Como conclusão da obra, os autores lançam uma nota sombria sobre o futuro, caso não se concretize a necessária mudança (radical) nas formas de produção social, de modo que haja alterações nas formas de representação do real, e a possibilidade do retorno à liberdade artística dos grandes mestres do teatro. Eles escrevem isso ainda sob o choque com as experiências das guerras, do realismo socialista e, principalmente, do neo-classicismo da Alemanha nazista: eles viam as sementes destes dois últimos movimentos no teatro de massa que surgia, os musicais da Broadway, assim como no cinema estadunidense.

Curiosidades: Escrito em alemão, o livro foi lançado em 1944, em Nova Iorque, Estados Unidos, pela editora dos próprios autores.
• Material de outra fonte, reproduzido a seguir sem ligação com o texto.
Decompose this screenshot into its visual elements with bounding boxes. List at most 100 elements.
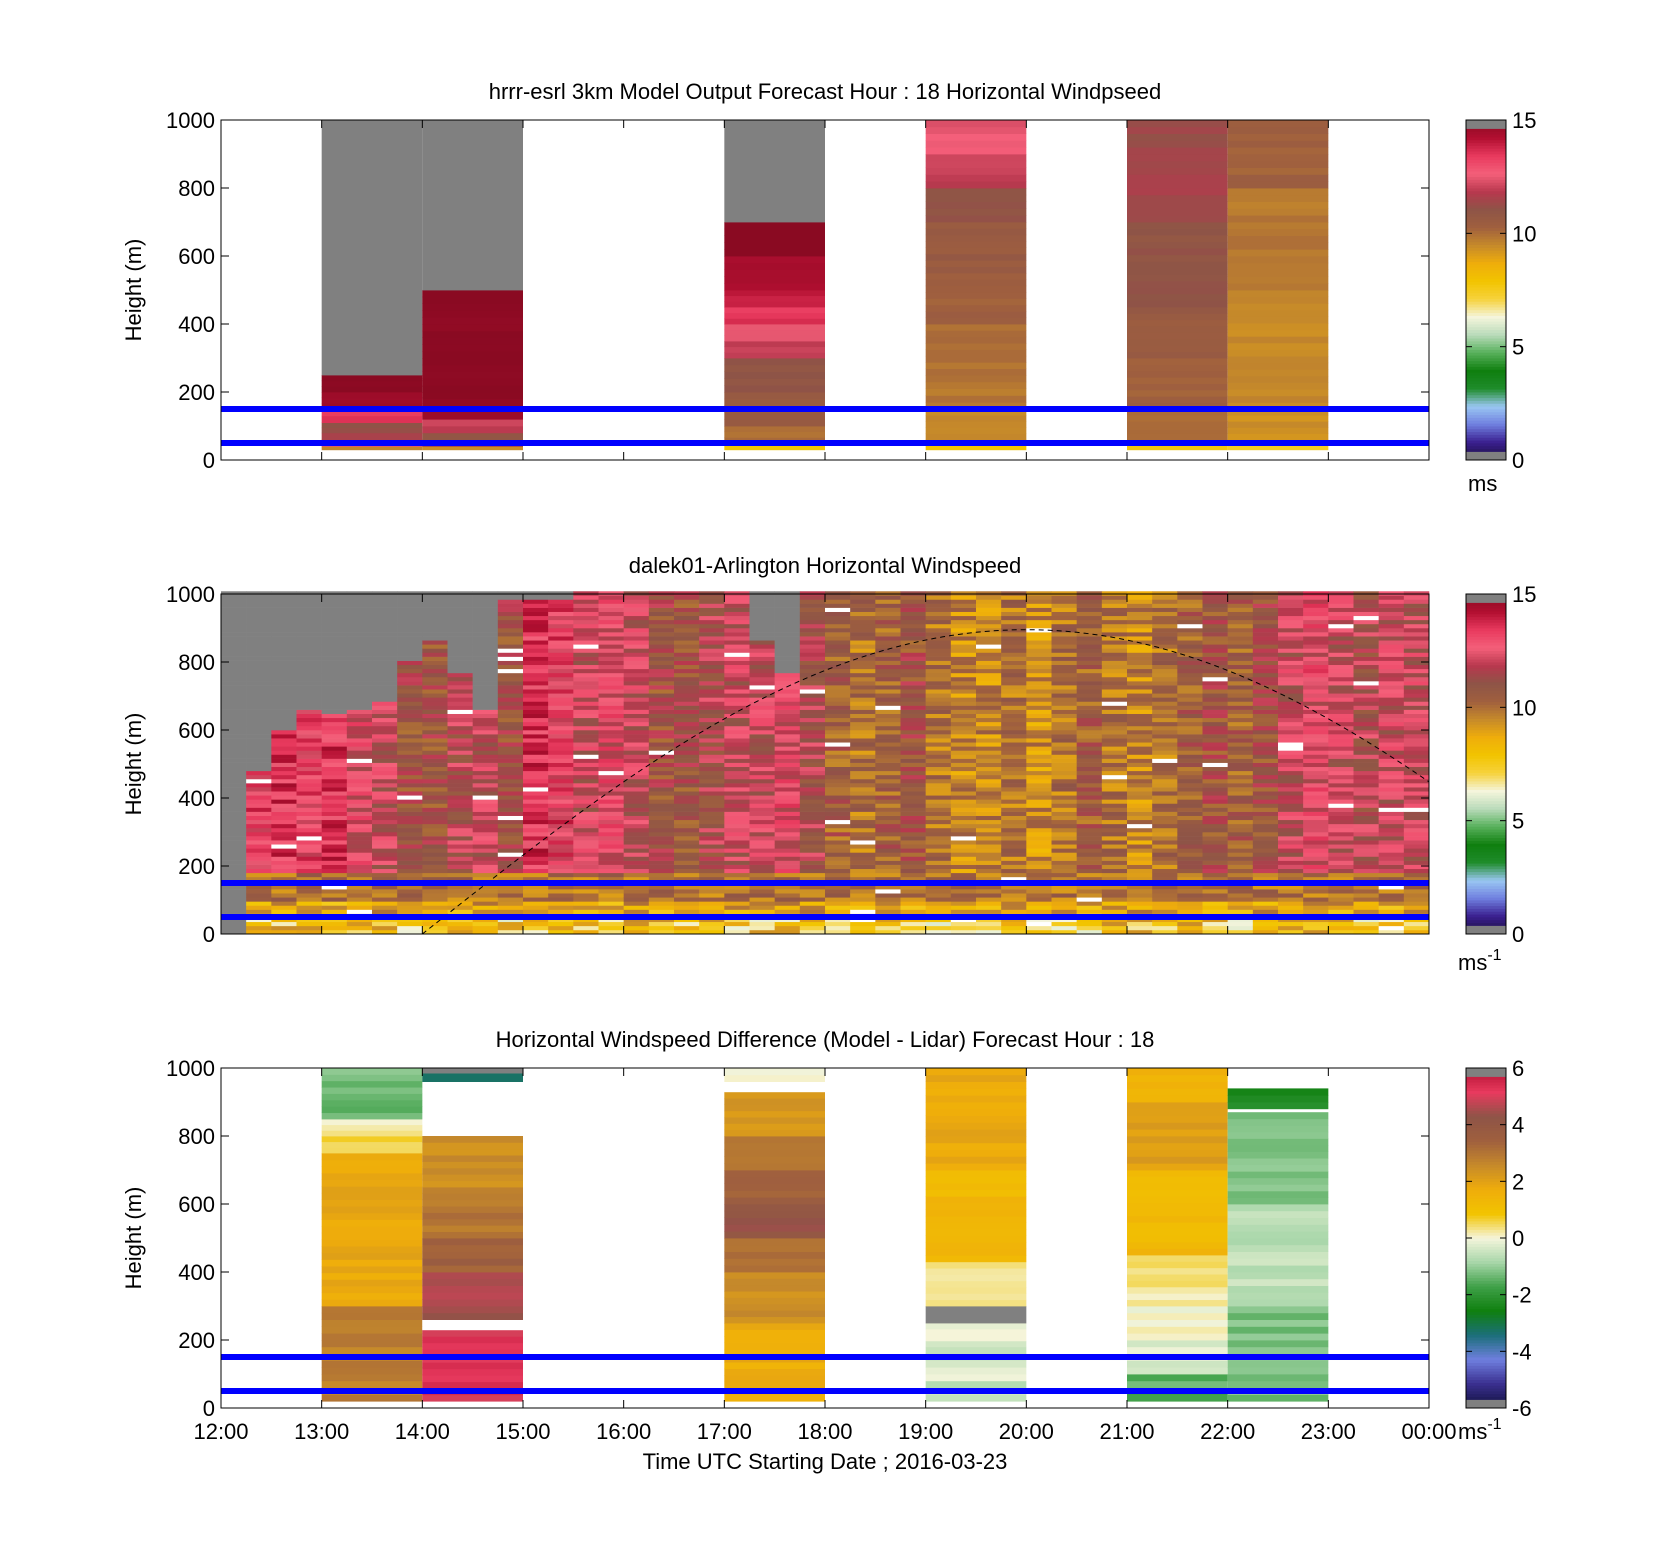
heatmap-cell <box>372 689 398 694</box>
heatmap-cell <box>1202 717 1228 723</box>
heatmap-cell <box>497 734 524 739</box>
heatmap-cell <box>246 697 272 702</box>
colorbar-segment <box>1466 594 1506 598</box>
heatmap-cell <box>523 746 549 751</box>
heatmap-cell <box>825 676 851 682</box>
heatmap-cell <box>749 734 775 739</box>
heatmap-cell <box>1152 832 1178 837</box>
heatmap-cell <box>1303 921 1329 927</box>
heatmap-cell <box>422 419 523 427</box>
heatmap-cell <box>925 689 952 694</box>
heatmap-cell <box>271 672 297 678</box>
heatmap-cell <box>321 1232 423 1240</box>
heatmap-cell <box>221 803 247 808</box>
heatmap-cell <box>925 1287 1027 1294</box>
heatmap-cell <box>1328 795 1354 800</box>
heatmap-cell <box>875 836 901 841</box>
heatmap-cell <box>623 783 650 788</box>
heatmap-cell <box>976 811 1002 816</box>
heatmap-cell <box>1227 664 1254 670</box>
heatmap-cell <box>623 725 650 731</box>
heatmap-cell <box>1051 607 1077 612</box>
heatmap-cell <box>976 791 1002 796</box>
heatmap-cell <box>925 827 952 833</box>
heatmap-cell <box>1403 599 1430 604</box>
heatmap-cell <box>246 717 272 723</box>
heatmap-cell <box>1378 693 1405 698</box>
heatmap-cell <box>799 770 826 776</box>
colorbar-segment <box>1466 392 1506 396</box>
heatmap-cell <box>573 836 599 841</box>
heatmap-cell <box>799 738 826 743</box>
heatmap-cell <box>246 766 272 772</box>
heatmap-cell <box>1026 848 1052 853</box>
heatmap-cell <box>1227 795 1254 800</box>
heatmap-cell <box>1202 783 1228 788</box>
heatmap-cell <box>296 652 322 657</box>
heatmap-cell <box>372 872 398 878</box>
heatmap-cell <box>1227 1231 1329 1239</box>
heatmap-cell <box>1403 738 1430 743</box>
heatmap-cell <box>1051 754 1077 759</box>
heatmap-cell <box>950 856 977 861</box>
heatmap-cell <box>1026 909 1052 914</box>
heatmap-cell <box>1001 640 1027 645</box>
heatmap-cell <box>1353 925 1379 931</box>
heatmap-cell <box>1303 607 1329 612</box>
heatmap-cell <box>422 721 448 727</box>
heatmap-cell <box>976 672 1002 678</box>
heatmap-cell <box>497 840 524 845</box>
heatmap-cell <box>1127 689 1153 694</box>
colorbar-segment <box>1466 608 1506 612</box>
heatmap-cell <box>674 595 700 600</box>
colorbar-segment <box>1466 244 1506 248</box>
heatmap-cell <box>623 693 650 698</box>
colorbar-segment <box>1466 684 1506 688</box>
heatmap-cell <box>925 215 1027 223</box>
heatmap-cell <box>548 803 574 808</box>
heatmap-cell <box>1101 876 1128 882</box>
heatmap-cell <box>497 872 524 878</box>
heatmap-cell <box>1001 644 1027 649</box>
heatmap-cell <box>221 607 247 612</box>
heatmap-cell <box>497 611 524 617</box>
heatmap-cell <box>1353 623 1379 629</box>
heatmap-cell <box>699 766 725 772</box>
heatmap-cell <box>1076 599 1103 604</box>
heatmap-cell <box>1227 803 1254 808</box>
heatmap-cell <box>397 836 423 841</box>
heatmap-cell <box>774 652 801 657</box>
heatmap-cell <box>1303 640 1329 645</box>
heatmap-cell <box>321 778 348 784</box>
heatmap-cell <box>1227 1224 1329 1232</box>
heatmap-cell <box>598 713 624 719</box>
heatmap-cell <box>397 644 423 649</box>
heatmap-cell <box>774 815 801 821</box>
heatmap-cell <box>422 619 448 625</box>
heatmap-cell <box>497 595 524 600</box>
heatmap-cell <box>397 872 423 878</box>
heatmap-cell <box>447 803 473 808</box>
heatmap-cell <box>1001 595 1027 600</box>
heatmap-cell <box>976 644 1002 649</box>
heatmap-cell <box>1127 1129 1228 1137</box>
colorbar-segment <box>1466 309 1506 314</box>
heatmap-cell <box>548 599 574 604</box>
heatmap-cell <box>372 876 398 882</box>
heatmap-cell <box>1278 615 1304 621</box>
heatmap-cell <box>699 754 725 759</box>
heatmap-cell <box>246 852 272 857</box>
heatmap-cell <box>825 746 851 751</box>
colorbar-segment <box>1466 227 1506 231</box>
heatmap-cell <box>1177 725 1203 731</box>
heatmap-cell <box>925 844 952 849</box>
heatmap-cell <box>523 672 549 678</box>
heatmap-cell <box>447 762 473 768</box>
heatmap-cell <box>623 599 650 604</box>
heatmap-cell <box>1202 619 1228 625</box>
heatmap-cell <box>1127 721 1153 727</box>
heatmap-cell <box>447 648 473 653</box>
heatmap-cell <box>246 591 272 596</box>
heatmap-cell <box>724 758 750 763</box>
Dialética do esclarecimento entra no candente debate na Escola de Frankfurt, e é uma clara resposta da corrente liderada por Adorno e Horkheimer (cujo pai era o principal financiador do grupo) a muitos dos textos de Walter Benjamin, contra-corrente solitária dentro do Instituto para Investigação Social de Frankfut. Benjamin era defensor do teatro épico de Brecht e Dialética do Esclarecimento traz um veemente ataque ao dramaturgo bávaro. Ainda antes do lançamento do livro, Benjamin tomou conhecimento de partes dele, e redigiu uma segunda versão de seu "A obra de arte na era da reprodutibilidade técnica", de modo a tentar não ser expulso do Instituto.